I’m pretty sure this is a record for me. Three came out as part of the Society for Integrative and Comparative Biology symposium collection I co-organized with Kelly Weisnersmith (two papers open access), and the fourth is a short note about a crab that has been seen further south than ever before (full paper on DoctorZen.net!).
The publication of that last paper, however, robbed me of about half a day. Of course, I tweeted and posted about it. Until it came out yesterday, I did not know the publication details, like the volume, page numbers, and DOI. I started updating my information. That meant typing in information for...
- My CV.
- My own website, DoctorZen.net.
- ImpactStory.
- ORCID.
- Academia.edu.
- ResearchGate.
- Mendeley.
- My institution’s “digital measures” website.
- Update: Doh! I forgot Google Scholar!
ImpactStory had far and away the simplest process: paste in a DOI. This, to me, is exactly how is should be. Because it is a unique identifier, a DOI should be everything needed to get information about a paper, like authors, the journal it was published in, etc.
I also learned that ImpactStory will automatically import projects listed in ORCID. Meanwhile, many publishers will be collecting ORCID information as part of the submission and publication process, presumably allowing profiles to be updated automatically when new papers come out.
The remaining websites all had many boxes and somewhat clunky interfaces. Academia.edu and ResearchGate require you to enter data over multiple screens.
By far the worst was – perhaps not surprisingly – my institution’s digital measures website. These sorts of “enterprise” software packages always seem to end up being barely functional, butt ugly to look at, and a pain in the butt to use. Instead of a single field (DOI), it has about 24 separate data fields. The exact number depends on how many authors you have to enter (click to enlarge). This makes me glad I don’t publish in large groups where the number of authors can run into double digits.

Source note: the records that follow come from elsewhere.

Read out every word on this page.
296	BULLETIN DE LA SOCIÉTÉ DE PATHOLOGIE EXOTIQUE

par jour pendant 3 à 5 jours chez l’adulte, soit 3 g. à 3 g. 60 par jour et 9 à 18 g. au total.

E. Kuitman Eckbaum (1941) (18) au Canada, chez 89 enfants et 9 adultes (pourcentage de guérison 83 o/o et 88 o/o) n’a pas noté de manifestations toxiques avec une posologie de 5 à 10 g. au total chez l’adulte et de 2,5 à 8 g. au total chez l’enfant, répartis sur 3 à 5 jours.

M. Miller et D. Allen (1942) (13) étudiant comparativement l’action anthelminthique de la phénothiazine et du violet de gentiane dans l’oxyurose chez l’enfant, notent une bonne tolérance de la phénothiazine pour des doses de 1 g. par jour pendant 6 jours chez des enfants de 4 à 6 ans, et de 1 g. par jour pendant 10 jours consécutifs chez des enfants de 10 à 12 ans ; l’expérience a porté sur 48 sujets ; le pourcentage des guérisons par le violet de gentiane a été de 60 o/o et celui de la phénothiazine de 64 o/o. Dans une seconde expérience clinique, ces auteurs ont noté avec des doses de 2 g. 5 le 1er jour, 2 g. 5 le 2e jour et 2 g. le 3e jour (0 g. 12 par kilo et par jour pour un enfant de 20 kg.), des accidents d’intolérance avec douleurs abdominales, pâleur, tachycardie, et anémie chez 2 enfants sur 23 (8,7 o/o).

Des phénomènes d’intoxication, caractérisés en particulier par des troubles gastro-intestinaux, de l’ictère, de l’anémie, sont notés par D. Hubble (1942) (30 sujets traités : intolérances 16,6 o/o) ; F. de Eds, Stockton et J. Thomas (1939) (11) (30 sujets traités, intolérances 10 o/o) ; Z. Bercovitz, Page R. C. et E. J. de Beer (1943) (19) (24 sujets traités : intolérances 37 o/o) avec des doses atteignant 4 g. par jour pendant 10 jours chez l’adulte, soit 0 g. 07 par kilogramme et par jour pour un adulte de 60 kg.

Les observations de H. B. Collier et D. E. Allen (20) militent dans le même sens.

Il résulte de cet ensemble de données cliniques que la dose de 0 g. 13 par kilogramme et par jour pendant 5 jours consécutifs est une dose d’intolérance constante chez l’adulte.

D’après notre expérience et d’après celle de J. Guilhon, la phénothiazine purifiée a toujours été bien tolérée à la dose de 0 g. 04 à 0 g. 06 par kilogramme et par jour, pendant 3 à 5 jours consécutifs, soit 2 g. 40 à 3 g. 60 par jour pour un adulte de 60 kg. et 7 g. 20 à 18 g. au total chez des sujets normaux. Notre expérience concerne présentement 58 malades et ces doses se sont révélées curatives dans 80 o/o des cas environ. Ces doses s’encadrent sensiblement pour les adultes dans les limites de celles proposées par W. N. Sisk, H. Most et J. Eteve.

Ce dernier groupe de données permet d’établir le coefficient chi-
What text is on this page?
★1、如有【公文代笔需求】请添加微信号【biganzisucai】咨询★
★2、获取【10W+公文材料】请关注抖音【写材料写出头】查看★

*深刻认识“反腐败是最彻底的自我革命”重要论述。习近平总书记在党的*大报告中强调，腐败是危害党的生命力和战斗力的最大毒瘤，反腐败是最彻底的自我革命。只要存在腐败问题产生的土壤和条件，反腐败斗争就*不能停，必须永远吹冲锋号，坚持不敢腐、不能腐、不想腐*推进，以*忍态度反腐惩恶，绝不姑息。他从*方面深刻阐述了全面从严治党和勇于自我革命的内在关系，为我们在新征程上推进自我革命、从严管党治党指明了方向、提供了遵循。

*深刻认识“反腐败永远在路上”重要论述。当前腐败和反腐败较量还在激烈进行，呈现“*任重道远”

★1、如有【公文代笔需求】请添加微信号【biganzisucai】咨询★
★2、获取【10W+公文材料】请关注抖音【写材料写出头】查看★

It asks for a lot of strange information, like institutional “themes” and “city of journal / publisher.”
And this one screen is only for publications! There are similar screens for our presentations, committee work, teaching, and so on. I have no doubt they are probably as complicated, if not more so.
Despite my whinging about the amount of duplication, I don’t think I can just walk away from these sorts of sites. I know I get people who find my stuff from those sites, so I think it is useful to have a presence on them.